Background Depressive symptoms negatively influence global cognition in the elderly; however, the mechanism of this effect remains unclear.
Objective To investigate whether depressive symptoms influence global cognitive function in patients with mild cognitive impairment (MCI) and mild Alzheimer's disease (AD) by impeding specific neuropsychological abilities and under what conditions this effect might occur.
Method A sample of 259 participants (104 cognitively normal elderly controls, 66 patients with MCI and 89 patients with mild AD) underwent a comprehensive neuropsychological assessment. Global cognitive impairment was indexed by the composite of Mini-Mental State Examination and Montreal Cognitive Assessment scores and severity of depressive symptoms was measured with the Geriatric Depression Scale (GDS).
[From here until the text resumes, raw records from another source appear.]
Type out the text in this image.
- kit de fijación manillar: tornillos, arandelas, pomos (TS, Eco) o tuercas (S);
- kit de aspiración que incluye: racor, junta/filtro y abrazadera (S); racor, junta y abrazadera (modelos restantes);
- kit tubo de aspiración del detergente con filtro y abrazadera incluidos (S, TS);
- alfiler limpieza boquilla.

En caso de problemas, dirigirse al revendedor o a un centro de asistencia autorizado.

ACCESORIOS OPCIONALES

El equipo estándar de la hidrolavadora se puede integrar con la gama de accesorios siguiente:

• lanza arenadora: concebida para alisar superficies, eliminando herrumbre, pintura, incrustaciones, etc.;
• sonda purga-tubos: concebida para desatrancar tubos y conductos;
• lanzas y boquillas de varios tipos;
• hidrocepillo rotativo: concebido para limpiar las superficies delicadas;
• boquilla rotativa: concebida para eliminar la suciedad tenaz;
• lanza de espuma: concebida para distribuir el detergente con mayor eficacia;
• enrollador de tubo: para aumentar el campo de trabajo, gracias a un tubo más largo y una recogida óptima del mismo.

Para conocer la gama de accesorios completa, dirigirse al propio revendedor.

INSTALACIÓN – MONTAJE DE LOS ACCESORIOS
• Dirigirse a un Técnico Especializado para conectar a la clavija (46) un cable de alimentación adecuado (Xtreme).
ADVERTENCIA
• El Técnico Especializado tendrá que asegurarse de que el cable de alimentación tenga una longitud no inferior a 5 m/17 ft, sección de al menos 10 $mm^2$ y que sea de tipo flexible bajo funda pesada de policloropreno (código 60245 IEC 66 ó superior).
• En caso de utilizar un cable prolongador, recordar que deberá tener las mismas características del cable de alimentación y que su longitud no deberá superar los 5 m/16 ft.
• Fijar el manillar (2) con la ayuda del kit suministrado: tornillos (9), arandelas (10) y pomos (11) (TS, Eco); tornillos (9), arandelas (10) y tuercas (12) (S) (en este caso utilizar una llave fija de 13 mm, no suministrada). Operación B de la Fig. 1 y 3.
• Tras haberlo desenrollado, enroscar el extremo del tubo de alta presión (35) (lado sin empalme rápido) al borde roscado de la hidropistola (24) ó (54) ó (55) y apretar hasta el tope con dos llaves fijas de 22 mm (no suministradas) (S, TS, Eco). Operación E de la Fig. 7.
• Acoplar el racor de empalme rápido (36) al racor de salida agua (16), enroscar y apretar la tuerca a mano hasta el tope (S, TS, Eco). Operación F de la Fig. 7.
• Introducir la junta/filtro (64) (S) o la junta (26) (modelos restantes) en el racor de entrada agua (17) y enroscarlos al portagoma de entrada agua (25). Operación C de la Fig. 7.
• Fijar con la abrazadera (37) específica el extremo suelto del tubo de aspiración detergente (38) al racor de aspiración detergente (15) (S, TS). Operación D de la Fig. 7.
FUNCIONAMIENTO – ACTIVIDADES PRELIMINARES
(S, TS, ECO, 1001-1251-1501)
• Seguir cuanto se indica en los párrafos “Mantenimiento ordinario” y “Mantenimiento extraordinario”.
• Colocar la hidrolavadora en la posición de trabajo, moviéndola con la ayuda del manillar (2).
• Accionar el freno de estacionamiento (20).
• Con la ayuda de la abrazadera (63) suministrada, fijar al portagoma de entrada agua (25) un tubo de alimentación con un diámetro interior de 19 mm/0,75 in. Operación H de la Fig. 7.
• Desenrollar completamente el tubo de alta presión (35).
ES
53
Results Among patients with MCI, greater severity of depressive symptoms was associated with greater global cognitive impairment, with a moderate effect size. A mediation analysis revealed that patients with MCI experiencing depressive symptoms may exhibit global cognitive impairment because their depressive symptoms were reducing their capacity for working memory, episodic memory and non-speed-based executive functions. A moderation analysis indicated that this effect was consistent across age, gender, years of education and APOE-e4 status for working memory and episodic memory, and was observed in patients with MCI older than 65 years for executive functions. In cognitively normal elderly adults and patients with AD, depressive symptoms were not associated with global cognitive impairment.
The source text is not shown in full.